LLe 10 janvier, le président du Conseil européen, Charles Michel, a appelé le président du Kazakhstan, Kassym-Jomart Tokayev, pour exprimer son inquiétude quant à sa stratégie policière : après plusieurs jours d’émeutes et un bilan officiel de 164 morts, le dirigeant kazakh venait d’annoncer que les forces de sécurité avaient ordre de tirer à vue sur les manifestants. M. Tokayev, qui attribue ces troubles à la présence de « 20 000 terroristes » et a procédé depuis à 9 900 arrestations, ne semble pas avoir été ébranlé par l’intervention du représentant des Vingt-Sept, si l’on en juge par ses démentis sur Twitter.
Il l’était sans doute d’autant moins qu’au même moment, l’un de ces Vingt-Sept l’appelait également au téléphone, avec un tout autre message : Viktor Orban, le Premier ministre hongrois, voulait lui témoigner sa solidarité. . Sur Facebook, le ministre hongrois des Affaires étrangères Peter Szijjarto a déploré cette tentative de « Renversement de l’ordre constitutionnel », épousant la thèse officielle kazakhe.
Ce n’est que le dernier exemple en date d’une diplomatie magyare constamment en rupture avec celle de l’Union européenne (UE), dont la Hongrie est pourtant membre à part entière.
L’exemple le plus frappant de cette dissonance concerne la relation avec la Russie, mais il est loin d’être le seul.
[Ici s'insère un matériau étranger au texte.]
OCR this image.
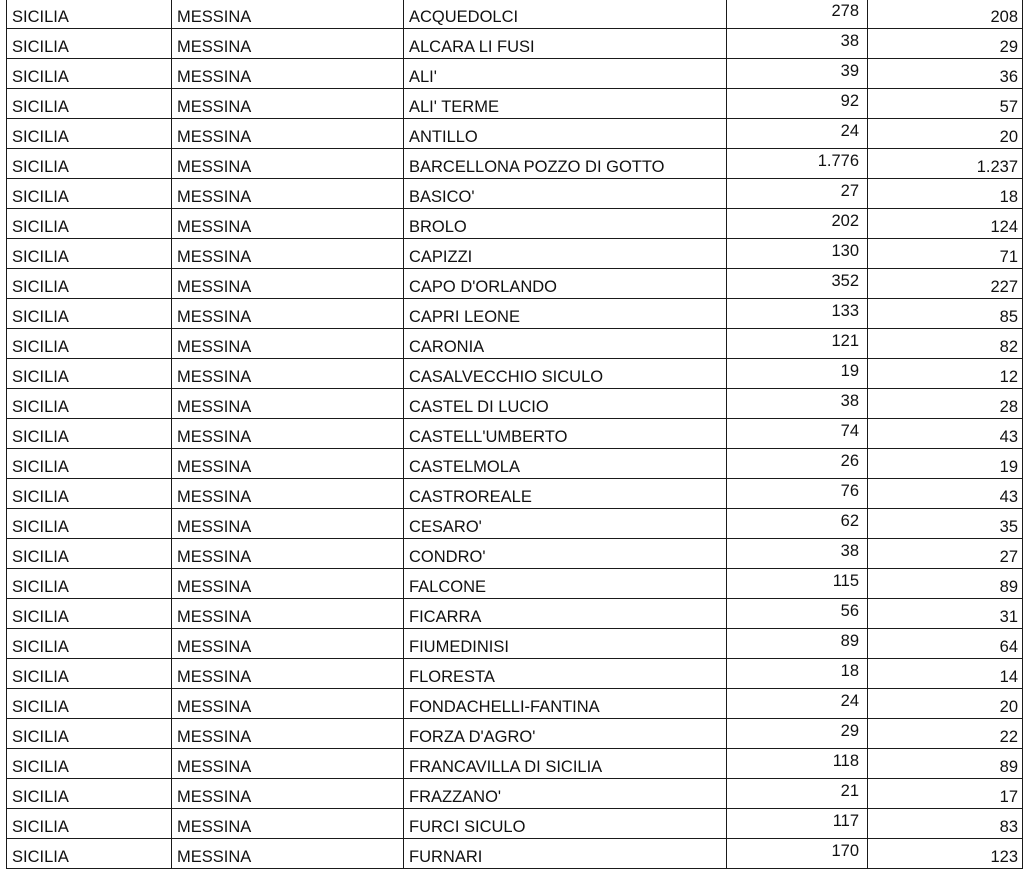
SICILIA	MESSINA	ACQUEDOLCI	278	208
SICILIA	MESSINA	ALCARA LI FUSI	38	29
SICILIA	MESSINA	ALI'	39	36
SICILIA	MESSINA	ALI' TERME	92	57
SICILIA	MESSINA	ANTILLO	24	20
SICILIA	MESSINA	BARCELLONA POZZO DI GOTTO	1.776	1.237
SICILIA	MESSINA	BASICO'	27	18
SICILIA	MESSINA	BROLO	202	124
SICILIA	MESSINA	CAPIZZI	130	71
SICILIA	MESSINA	CAPO D'ORLANDO	352	227
SICILIA	MESSINA	CAPRI LEONE	133	85
SICILIA	MESSINA	CARONIA	121	82
SICILIA	MESSINA	CASALVECCHIO SICULO	19	12
SICILIA	MESSINA	CASTEL DI LUCIO	38	28
SICILIA	MESSINA	CASTELL'UMBERTO	74	43
SICILIA	MESSINA	CASTELMOLA	26	19
SICILIA	MESSINA	CASTROREALE	76	43
SICILIA	MESSINA	CESARO'	62	35
SICILIA	MESSINA	CONDRO'	38	27
SICILIA	MESSINA	FALCONE	115	89
SICILIA	MESSINA	FICARRA	56	31
SICILIA	MESSINA	FIUMEDINISI	89	64
SICILIA	MESSINA	FLORESTA	18	14
SICILIA	MESSINA	FONDACHELLI-FANTINA	24	20
SICILIA	MESSINA	FORZA D'AGRO'	29	22
SICILIA	MESSINA	FRANCAVILLA DI SICILIA	118	89
SICILIA	MESSINA	FRAZZANO'	21	17
SICILIA	MESSINA	FURCI SICULO	117	83
SICILIA	MESSINA	FURNARI	170	123
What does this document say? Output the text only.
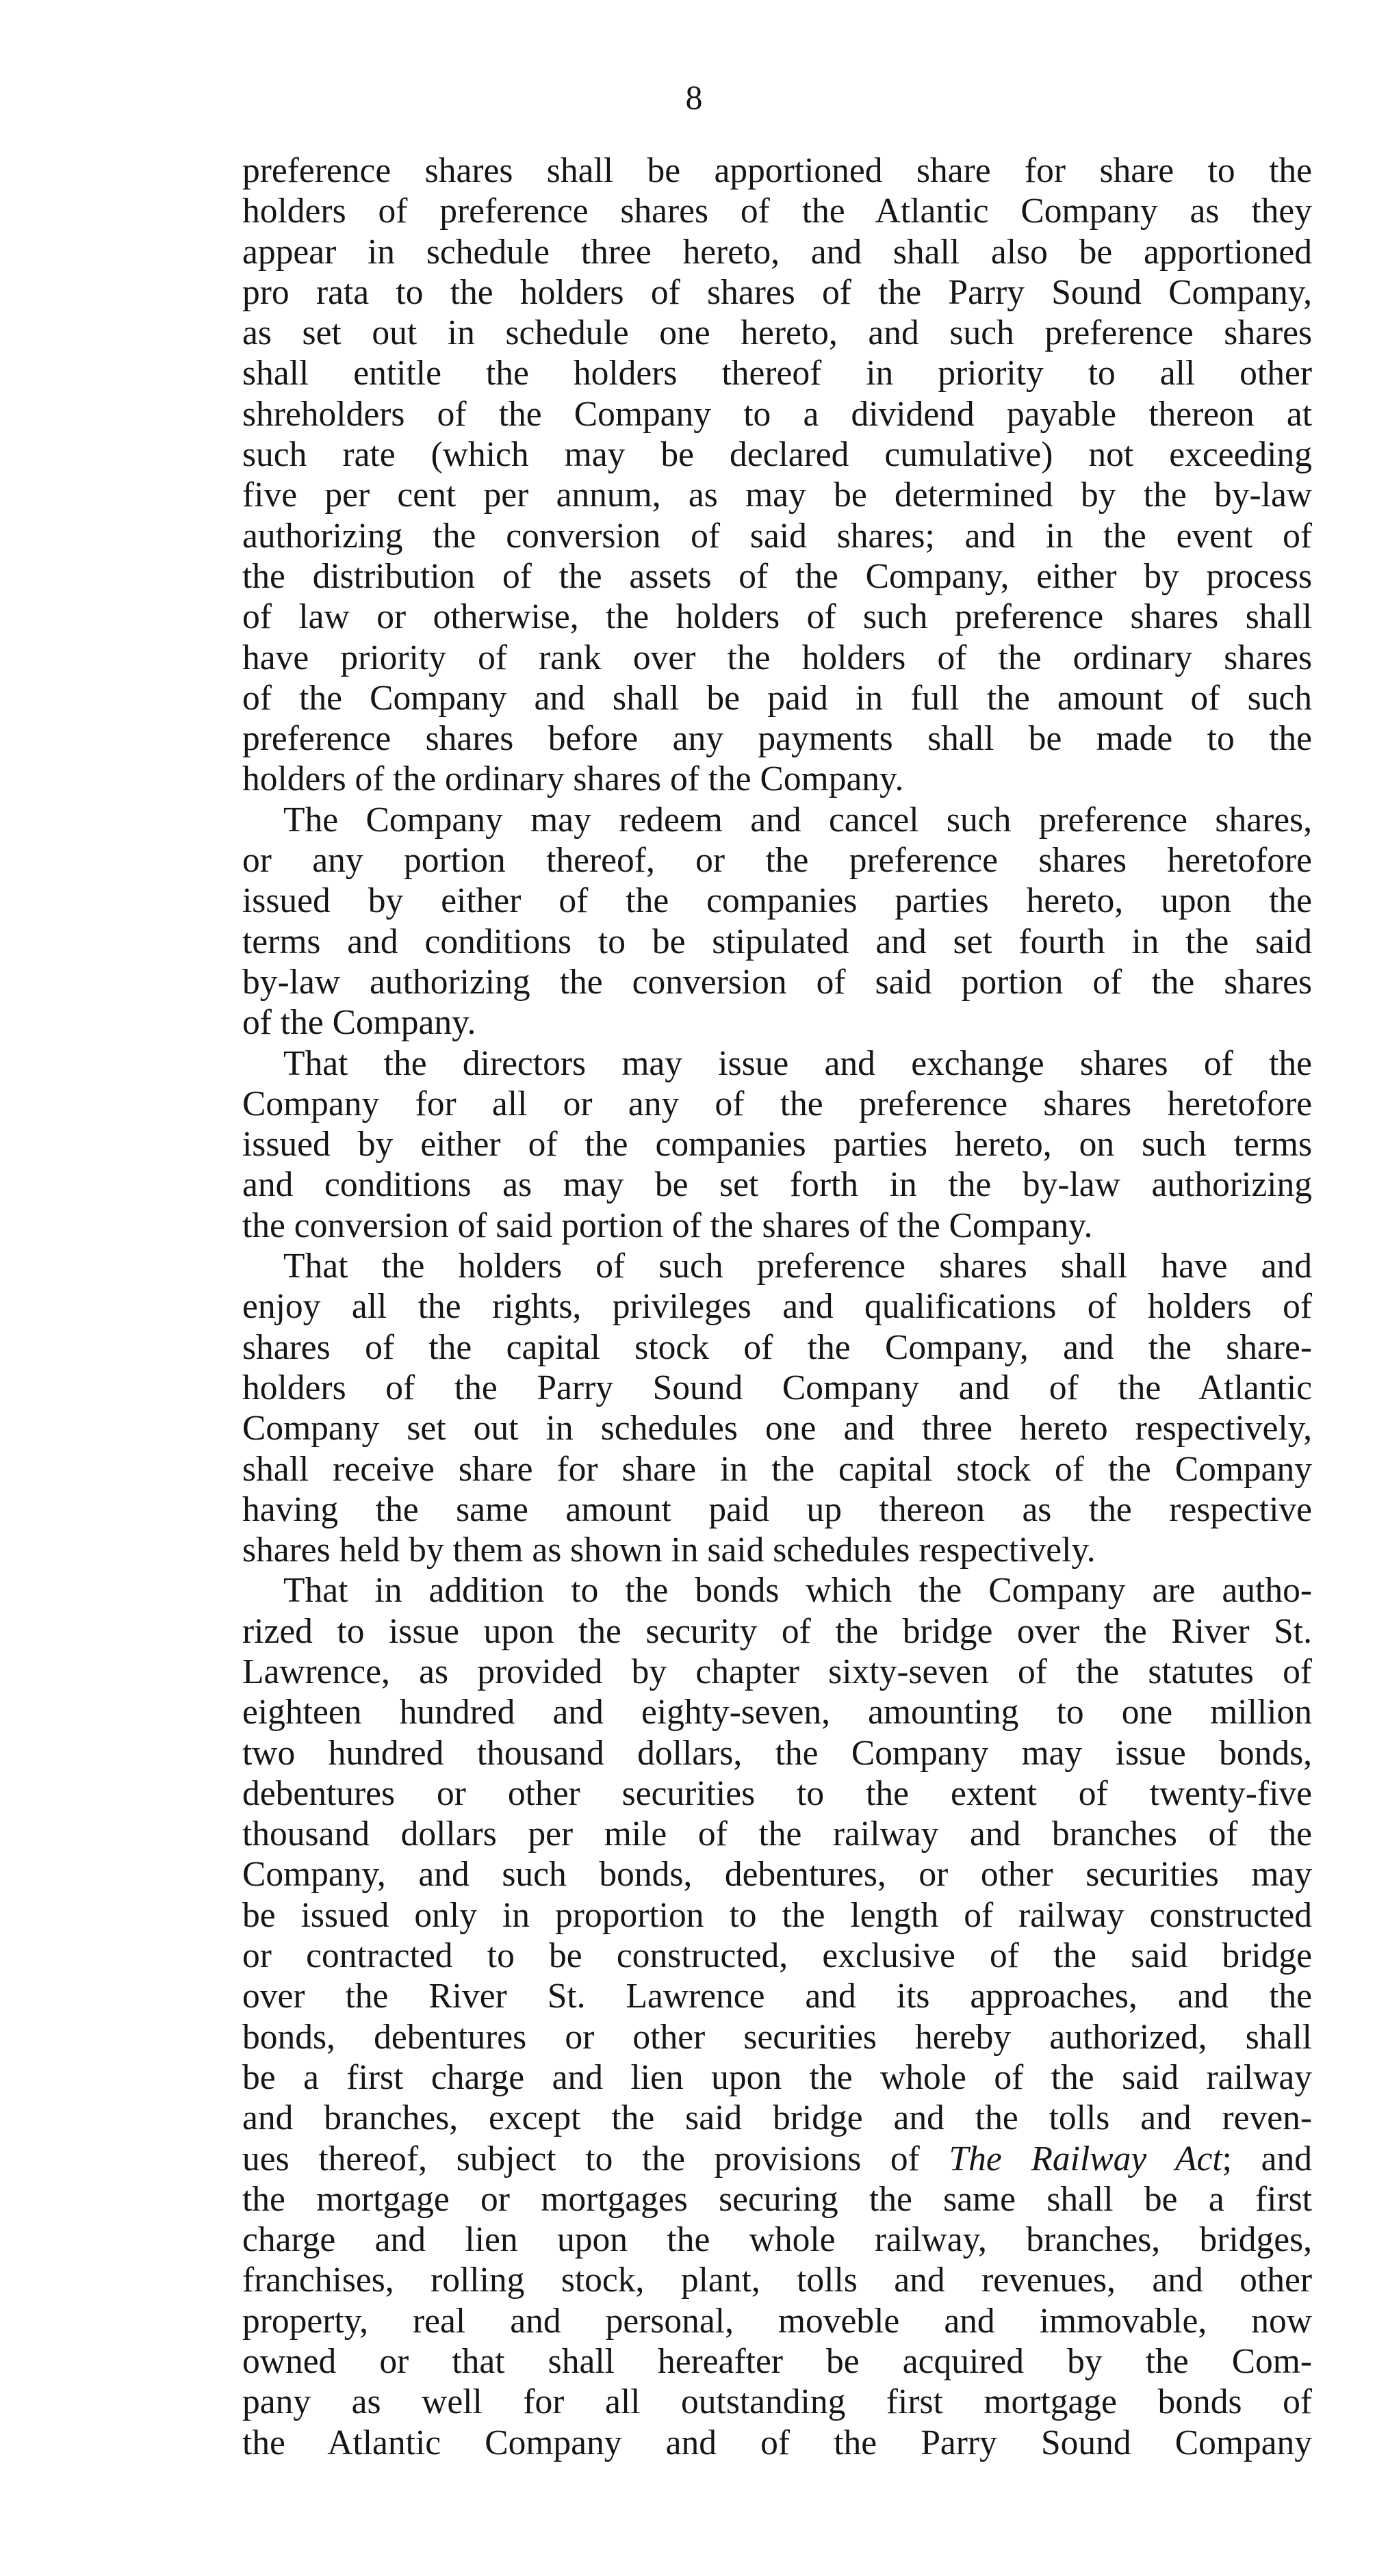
8
preference shares shall be apportioned share for share to the
holders of preference shares of the Atlantic Company as they
appear in schedule three hereto, and shall also be apportioned
pro rata to the holders of shares of the Parry Sound Company,
as set out in schedule one hereto, and such preference shares
shall entitle the holders thereof in priority to all other
shreholders of the Company to a dividend payable thereon at
such rate (which may be declared cumulative) not exceeding
five per cent per annum, as may be determined by the by-law
authorizing the conversion of said shares; and in the event of
the distribution of the assets of the Company, either by process
of law or otherwise, the holders of such preference shares shall
have priority of rank over the holders of the ordinary shares
of the Company and shall be paid in full the amount of such
preference shares before any payments shall be made to the
holders of the ordinary shares of the Company.
The Company may redeem and cancel such preference shares,
or any portion thereof, or the preference shares heretofore
issued by either of the companies parties hereto, upon the
terms and conditions to be stipulated and set fourth in the said
by-law authorizing the conversion of said portion of the shares
of the Company.
That the directors may issue and exchange shares of the
Company for all or any of the preference shares heretofore
issued by either of the companies parties hereto, on such terms
and conditions as may be set forth in the by-law authorizing
the conversion of said portion of the shares of the Company.
That the holders of such preference shares shall have and
enjoy all the rights, privileges and qualifications of holders of
shares of the capital stock of the Company, and the share-
holders of the Parry Sound Company and of the Atlantic
Company set out in schedules one and three hereto respectively,
shall receive share for share in the capital stock of the Company
having the same amount paid up thereon as the respective
shares held by them as shown in said schedules respectively.
That in addition to the bonds which the Company are autho-
rized to issue upon the security of the bridge over the River St.
Lawrence, as provided by chapter sixty-seven of the statutes of
eighteen hundred and eighty-seven, amounting to one million
two hundred thousand dollars, the Company may issue bonds,
debentures or other securities to the extent of twenty-five
thousand dollars per mile of the railway and branches of the
Company, and such bonds, debentures, or other securities may
be issued only in proportion to the length of railway constructed
or contracted to be constructed, exclusive of the said bridge
over the River St. Lawrence and its approaches, and the
bonds, debentures or other securities hereby authorized, shall
be a first charge and lien upon the whole of the said railway
and branches, except the said bridge and the tolls and reven-
ues thereof, subject to the provisions of The Railway Act; and
the mortgage or mortgages securing the same shall be a first
charge and lien upon the whole railway, branches, bridges,
franchises, rolling stock, plant, tolls and revenues, and other
property, real and personal, moveble and immovable, now
owned or that shall hereafter be acquired by the Com-
pany as well for all outstanding first mortgage bonds of
the Atlantic Company and of the Parry Sound Company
Au pouvoir depuis 2010, Viktor Orban ne s’est pas seulement imposé comme un héraut de la démocratie illibérale, en conflit ouvert avec la Commission sur les questions d’Etat de droit. Il fit de Budapest le centre de la contre-diplomatie au cœur de l’Europe.
Un campus chinois
À l’hiver 2020-2021, lorsque la Chine et la Russie sont entrées dans une rivalité sur la « diplomatie des vaccins » face aux Européens désespérés par la pénurie, c’est Budapest qui a ouvert grand les bras à Spoutnik et Sinopharm. Son activisme dans ce domaine et sur les achats de gaz russe a valu à M. Szijjarto l’Ordre de l’amitié, le 30 décembre 2021, par son collègue russe Sergueï Lavrov, à Moscou. Le ministre hongrois a salué 2021 comme « La meilleure année de tous les temps » pour les relations de son pays avec Moscou ; il entend faire encore mieux en 2022. Le Premier ministre Orban le fera en se rendant à son tour à Moscou début février, sur fond de tensions russo-occidentales autour de l’Ukraine.
M. Orban ne met pas tous ses œufs dans le même panier : il est au mieux avec le président chinois Xi Jinping. Comme d’autres pays d’Europe centrale, la Hongrie fait partie du groupe « 16 + 1 » créé par la Chine, dont la Lituanie s’est retirée. Mais Viktor Orban va plus loin ; après avoir repoussé l’université créée par le philanthrope américain d’origine hongroise George Soros, qu’il déteste, il a invité la grande université Fudan de Shanghai à ouvrir un immense campus à Budapest. Ce sera le premier campus chinois dans l’UE.